Polizeibeamte haben 2019 in einer Chatgruppe rassistische, die NS-Herrschaft verharmlosende sowie diskriminierende und ableistische Inhalte verbreitet. Das Innenministerium zog nun die Konsequenzen, sechs Beamte werden noch in ihrer Probezeit entlassen, bei weiteren ist die Probezeit verlängert oder eine vorläufige Dienstenthebung ausgesprochen worden. Dazu sagt Michael Lühmann, innenpolitischer Sprecher der Grünen Landtagsfraktion:
Rassistische und NS-verharmlosenden Inhalte in Chatgruppen im niedersächsischen Polizeidienst bleiben völlig inakzeptabel. Die geplanten Entlassungen in der Probezeit sind das richtige Signal bei solchen Taten, verlängerte Probezeiten und vorläufige Dienstenthebungen überdies eine klare Warnung. Wer Menschen herabsetzt oder rechtsextreme Inhalte teilt, hat in der Polizei nichts zu suchen.

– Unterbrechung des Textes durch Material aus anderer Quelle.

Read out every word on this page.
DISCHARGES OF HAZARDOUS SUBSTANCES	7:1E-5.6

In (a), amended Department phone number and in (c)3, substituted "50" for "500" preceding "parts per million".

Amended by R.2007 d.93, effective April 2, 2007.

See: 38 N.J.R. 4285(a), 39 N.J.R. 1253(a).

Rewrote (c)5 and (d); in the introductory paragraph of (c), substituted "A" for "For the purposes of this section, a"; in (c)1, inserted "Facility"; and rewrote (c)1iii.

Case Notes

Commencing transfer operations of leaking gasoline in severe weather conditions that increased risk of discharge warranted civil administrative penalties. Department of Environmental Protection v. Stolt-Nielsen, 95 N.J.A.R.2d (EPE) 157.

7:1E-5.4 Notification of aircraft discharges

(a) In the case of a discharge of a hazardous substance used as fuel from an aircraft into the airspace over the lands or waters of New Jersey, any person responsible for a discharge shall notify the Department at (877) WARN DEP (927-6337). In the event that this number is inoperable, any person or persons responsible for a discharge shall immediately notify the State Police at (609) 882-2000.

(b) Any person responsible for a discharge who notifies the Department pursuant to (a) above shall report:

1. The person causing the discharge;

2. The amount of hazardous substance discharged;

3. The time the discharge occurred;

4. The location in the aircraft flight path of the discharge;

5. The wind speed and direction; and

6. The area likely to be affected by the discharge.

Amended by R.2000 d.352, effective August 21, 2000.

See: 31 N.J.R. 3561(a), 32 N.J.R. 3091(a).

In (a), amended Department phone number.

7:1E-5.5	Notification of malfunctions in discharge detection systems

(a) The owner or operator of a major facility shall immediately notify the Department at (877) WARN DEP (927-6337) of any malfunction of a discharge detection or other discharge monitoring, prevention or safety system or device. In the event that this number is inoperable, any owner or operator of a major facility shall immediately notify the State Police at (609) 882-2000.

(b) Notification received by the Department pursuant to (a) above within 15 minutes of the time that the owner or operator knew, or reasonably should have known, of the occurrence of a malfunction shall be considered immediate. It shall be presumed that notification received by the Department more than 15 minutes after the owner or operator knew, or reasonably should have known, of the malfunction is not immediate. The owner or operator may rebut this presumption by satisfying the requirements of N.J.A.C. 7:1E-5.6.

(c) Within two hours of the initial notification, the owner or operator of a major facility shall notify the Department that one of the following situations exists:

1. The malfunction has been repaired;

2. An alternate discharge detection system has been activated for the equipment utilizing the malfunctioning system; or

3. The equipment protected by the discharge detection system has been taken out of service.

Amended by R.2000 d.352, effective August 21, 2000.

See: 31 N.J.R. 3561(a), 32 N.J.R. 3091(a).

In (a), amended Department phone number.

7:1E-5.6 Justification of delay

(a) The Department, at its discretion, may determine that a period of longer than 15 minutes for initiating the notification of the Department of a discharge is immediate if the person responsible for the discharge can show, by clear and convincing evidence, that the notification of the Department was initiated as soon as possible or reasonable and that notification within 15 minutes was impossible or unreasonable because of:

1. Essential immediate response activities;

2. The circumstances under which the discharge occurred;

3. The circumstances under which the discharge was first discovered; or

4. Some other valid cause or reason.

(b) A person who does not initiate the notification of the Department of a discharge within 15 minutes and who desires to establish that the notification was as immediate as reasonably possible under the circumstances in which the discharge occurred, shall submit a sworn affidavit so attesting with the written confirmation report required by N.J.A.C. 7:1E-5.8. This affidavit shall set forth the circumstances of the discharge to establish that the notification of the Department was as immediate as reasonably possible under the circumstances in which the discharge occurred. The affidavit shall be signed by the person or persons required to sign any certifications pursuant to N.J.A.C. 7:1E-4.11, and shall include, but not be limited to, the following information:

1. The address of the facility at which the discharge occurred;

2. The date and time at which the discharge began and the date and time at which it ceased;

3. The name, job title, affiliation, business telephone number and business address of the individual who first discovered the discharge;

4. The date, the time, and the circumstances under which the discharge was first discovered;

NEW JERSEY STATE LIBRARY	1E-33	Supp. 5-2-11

Entscheidend ist es, auch im Sinne der gesamten Polizei Niedersachsen, vergangene und bestehende Strukturen genau zu prüfen, über individuelles Fehlverhalten hinaus! In einer rassifizierten Gesellschaft ist keine Institution frei von strukturellem Rassismus. Vor diesem Hintergrund gilt es immer wieder Prozesse und Routinen kritisch zu prüfen und daraus Konsequenzen zu ziehen. Zugleich gilt es die demokratische Haltung innerhalb der Polizei weiter zu stärken, etwa durch stärkere Aus- und Fortbildung, mehr Supervision und Demokratiearbeit. Unser Ziel bleibt: Eine Polizei, der alle Menschen vertrauen, die fest auf dem Boden der freiheitlich-demokratischen Grundordnung steht und diese wehrhaft verteidigt.